Ao menos duas milhões de pessoas foram retiradas de suas casas após o supertufão Bavi atingir a China na noite deste sábado, 11, com ventos de até 145 km/h. O ciclone tocou o solo pela primeira vez na cidade de Taizhou, na costa de leste do país, antes de avançar em direção a Wenzhou, lar de 10 milhões de pessoas, pouco depois da meia noite de domingo, 12. Aulas e expedientes de trabalho foram suspensos, ao passo que mais de 1.000 voos foram cancelados e dezenas de serviços ferroviários foram interrompidos.

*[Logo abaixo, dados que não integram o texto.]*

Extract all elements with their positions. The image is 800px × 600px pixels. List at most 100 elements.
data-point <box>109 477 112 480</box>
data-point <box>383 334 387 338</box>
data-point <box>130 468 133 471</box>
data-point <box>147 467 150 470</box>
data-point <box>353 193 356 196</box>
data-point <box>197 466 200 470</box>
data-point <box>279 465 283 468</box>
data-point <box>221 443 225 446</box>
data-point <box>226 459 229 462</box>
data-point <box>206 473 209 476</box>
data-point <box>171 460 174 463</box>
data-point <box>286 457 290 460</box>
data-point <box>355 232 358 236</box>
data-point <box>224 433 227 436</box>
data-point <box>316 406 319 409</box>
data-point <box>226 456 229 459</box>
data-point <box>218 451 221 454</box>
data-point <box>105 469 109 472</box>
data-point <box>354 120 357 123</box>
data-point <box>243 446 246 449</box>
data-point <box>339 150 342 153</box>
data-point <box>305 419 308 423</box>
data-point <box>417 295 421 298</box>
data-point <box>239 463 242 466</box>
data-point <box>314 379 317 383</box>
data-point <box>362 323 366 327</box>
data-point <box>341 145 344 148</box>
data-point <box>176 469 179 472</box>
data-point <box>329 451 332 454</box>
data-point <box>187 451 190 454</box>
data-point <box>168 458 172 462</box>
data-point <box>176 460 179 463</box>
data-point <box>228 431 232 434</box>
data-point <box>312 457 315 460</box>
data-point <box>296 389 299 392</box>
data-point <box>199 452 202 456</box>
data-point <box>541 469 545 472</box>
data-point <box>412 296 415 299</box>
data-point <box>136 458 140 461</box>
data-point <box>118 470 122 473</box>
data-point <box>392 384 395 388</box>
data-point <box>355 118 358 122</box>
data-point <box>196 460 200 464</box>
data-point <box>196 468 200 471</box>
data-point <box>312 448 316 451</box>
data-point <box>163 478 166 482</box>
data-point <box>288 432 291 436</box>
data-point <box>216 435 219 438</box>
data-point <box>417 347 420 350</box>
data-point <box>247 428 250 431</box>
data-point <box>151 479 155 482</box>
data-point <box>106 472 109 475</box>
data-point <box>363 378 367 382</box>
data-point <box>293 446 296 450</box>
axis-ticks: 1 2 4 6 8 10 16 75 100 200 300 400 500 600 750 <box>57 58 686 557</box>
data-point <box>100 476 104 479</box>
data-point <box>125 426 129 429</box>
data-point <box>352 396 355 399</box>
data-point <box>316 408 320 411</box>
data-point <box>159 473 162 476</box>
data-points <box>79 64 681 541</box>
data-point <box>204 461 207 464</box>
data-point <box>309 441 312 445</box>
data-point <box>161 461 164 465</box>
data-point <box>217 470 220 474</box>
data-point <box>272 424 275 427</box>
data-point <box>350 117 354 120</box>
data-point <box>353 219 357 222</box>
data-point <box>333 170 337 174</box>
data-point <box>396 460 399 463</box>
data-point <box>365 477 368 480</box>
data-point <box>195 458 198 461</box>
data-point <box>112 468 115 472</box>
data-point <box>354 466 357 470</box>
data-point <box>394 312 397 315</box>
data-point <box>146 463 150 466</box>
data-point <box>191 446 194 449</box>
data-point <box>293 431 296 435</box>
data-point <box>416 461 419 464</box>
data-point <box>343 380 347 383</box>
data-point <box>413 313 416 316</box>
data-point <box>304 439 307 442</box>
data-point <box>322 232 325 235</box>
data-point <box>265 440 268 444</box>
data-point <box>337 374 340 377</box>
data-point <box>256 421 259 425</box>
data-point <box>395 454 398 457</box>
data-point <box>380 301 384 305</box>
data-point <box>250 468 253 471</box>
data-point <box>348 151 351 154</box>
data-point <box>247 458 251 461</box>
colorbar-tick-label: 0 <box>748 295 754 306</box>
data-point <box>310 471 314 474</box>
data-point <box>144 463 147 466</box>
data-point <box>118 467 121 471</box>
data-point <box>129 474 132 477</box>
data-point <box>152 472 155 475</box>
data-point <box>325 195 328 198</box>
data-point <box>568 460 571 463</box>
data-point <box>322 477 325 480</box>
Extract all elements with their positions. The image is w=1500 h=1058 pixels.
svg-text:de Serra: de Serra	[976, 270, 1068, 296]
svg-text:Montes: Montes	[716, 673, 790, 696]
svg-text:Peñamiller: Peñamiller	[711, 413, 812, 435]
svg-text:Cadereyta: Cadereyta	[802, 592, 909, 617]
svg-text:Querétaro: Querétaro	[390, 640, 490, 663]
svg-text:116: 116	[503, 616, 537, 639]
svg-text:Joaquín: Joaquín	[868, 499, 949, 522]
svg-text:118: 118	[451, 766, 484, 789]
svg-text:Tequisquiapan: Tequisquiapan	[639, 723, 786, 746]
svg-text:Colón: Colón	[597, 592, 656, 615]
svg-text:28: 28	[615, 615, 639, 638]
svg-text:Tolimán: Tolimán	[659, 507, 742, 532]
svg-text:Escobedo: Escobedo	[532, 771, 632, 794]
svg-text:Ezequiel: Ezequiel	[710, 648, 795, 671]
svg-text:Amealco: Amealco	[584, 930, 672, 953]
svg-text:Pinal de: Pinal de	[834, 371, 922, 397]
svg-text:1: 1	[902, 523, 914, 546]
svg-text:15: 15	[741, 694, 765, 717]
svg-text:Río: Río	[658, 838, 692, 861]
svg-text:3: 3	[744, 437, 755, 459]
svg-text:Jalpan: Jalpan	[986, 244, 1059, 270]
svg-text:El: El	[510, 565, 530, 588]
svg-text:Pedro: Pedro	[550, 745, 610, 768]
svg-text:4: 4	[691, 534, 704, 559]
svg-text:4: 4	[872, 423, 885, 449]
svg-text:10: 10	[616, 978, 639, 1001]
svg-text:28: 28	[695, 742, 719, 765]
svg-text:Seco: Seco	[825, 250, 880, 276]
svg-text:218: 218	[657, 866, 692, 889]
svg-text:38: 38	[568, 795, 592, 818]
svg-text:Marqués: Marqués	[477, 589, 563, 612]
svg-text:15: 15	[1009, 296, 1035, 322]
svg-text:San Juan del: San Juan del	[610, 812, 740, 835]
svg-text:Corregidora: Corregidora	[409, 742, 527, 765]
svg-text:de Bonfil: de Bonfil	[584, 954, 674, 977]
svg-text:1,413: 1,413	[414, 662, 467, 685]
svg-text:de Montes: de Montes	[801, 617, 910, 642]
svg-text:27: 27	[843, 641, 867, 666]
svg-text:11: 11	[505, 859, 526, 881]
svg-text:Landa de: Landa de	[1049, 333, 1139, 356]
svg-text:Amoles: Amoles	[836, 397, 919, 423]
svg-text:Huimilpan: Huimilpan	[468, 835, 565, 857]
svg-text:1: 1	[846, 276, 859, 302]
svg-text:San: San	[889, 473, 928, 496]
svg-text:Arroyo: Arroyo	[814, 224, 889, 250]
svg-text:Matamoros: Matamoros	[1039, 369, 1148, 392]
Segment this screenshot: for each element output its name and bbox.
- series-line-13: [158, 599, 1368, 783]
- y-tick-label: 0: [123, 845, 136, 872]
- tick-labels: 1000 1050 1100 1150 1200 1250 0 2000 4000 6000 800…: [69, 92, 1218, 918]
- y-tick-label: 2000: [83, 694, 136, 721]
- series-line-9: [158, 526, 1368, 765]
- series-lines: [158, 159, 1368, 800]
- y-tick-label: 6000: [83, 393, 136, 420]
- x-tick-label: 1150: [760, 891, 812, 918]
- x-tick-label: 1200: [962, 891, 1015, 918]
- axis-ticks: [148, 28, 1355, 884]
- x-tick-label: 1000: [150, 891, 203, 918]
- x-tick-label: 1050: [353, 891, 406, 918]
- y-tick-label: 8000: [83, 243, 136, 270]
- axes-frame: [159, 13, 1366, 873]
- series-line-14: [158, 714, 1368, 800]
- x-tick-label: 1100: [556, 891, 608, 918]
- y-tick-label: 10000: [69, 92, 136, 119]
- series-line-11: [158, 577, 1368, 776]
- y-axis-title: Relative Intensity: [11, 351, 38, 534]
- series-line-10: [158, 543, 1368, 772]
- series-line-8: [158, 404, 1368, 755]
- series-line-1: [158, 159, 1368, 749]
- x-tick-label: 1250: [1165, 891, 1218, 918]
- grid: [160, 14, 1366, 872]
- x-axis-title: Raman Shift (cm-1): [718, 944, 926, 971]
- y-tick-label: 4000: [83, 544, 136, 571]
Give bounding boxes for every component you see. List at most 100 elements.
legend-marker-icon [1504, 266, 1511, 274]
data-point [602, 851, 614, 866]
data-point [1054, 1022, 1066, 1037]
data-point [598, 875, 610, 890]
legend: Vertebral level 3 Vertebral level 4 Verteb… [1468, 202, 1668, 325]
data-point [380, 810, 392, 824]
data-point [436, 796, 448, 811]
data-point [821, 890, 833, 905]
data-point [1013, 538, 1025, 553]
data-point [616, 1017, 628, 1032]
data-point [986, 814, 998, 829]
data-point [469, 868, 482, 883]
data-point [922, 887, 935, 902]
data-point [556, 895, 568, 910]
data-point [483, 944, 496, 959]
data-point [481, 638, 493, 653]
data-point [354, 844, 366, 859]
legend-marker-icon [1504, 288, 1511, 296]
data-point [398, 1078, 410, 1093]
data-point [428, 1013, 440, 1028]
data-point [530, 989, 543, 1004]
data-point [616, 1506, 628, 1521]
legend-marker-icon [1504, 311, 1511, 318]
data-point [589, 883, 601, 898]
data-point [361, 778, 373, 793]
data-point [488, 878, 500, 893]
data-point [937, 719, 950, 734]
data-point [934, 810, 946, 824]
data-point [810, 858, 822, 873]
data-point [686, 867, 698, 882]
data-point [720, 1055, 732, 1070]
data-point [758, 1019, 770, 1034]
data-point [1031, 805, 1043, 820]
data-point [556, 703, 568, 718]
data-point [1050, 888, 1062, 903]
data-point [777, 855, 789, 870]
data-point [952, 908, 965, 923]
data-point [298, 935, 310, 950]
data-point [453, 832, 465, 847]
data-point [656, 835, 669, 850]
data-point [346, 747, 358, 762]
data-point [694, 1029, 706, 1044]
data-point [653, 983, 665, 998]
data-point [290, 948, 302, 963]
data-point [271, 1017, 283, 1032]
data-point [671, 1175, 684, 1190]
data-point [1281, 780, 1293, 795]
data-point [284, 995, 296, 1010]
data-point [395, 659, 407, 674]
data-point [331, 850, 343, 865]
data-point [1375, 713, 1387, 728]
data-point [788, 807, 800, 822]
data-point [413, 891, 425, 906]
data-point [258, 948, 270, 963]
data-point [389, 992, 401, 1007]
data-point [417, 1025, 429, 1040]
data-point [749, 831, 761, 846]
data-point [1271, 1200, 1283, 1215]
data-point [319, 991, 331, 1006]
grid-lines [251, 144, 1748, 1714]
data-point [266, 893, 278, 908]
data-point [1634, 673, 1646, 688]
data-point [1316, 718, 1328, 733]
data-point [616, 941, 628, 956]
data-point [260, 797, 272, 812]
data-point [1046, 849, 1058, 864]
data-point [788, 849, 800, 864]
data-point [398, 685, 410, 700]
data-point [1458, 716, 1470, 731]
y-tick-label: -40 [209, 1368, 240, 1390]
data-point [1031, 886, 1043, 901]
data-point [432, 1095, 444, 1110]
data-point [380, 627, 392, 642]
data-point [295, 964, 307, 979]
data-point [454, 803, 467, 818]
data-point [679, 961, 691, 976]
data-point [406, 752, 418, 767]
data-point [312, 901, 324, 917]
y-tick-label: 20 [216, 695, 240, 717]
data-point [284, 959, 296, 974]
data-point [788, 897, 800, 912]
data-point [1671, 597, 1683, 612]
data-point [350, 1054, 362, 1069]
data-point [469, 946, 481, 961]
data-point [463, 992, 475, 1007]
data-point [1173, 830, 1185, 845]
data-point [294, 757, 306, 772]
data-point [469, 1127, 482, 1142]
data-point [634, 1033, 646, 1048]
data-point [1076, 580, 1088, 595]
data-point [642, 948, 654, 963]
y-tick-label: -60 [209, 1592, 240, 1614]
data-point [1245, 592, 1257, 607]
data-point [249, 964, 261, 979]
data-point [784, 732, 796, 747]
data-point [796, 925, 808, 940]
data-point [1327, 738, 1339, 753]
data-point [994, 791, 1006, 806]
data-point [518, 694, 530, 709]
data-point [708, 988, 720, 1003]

A maioria dos evacuados está localizada em Zhejiang, um polo econômico e tecnológico no leste, de acordo com a agência de notícias Reuters. Não há relatos de mortos. Embora tenha perdido força neste domingo, meteorologistas apontaram que o supertufão, do tamanho da França, poderia causar chuvas prolongadas no leste e norte chinês nos próximos dias.
Today, massive waves topping 10 meters (33 feet) battered the coast of Zhejiang, China, as Typhoon Bavi slammed ashore. pic.twitter.com/HdvIrzInaJ
— Weather Monitor (@WeatherMonitors) July 11, 2026
Bavi deverá provocar tempestades nas províncias de Jilin, Liaoning, Hebei, Shandong, Jiangsu e Anhui a partir de segunda-feira, 13, agravando os riscos de inundações no país, que tem lidado com uma sequência de eventos climáticos extremos mortais. A previsão é de que siga para nordeste antes de entrar no norte do Mar Amarelo na terça-feira, 14, informou o Centro Meteorológico Nacional da China.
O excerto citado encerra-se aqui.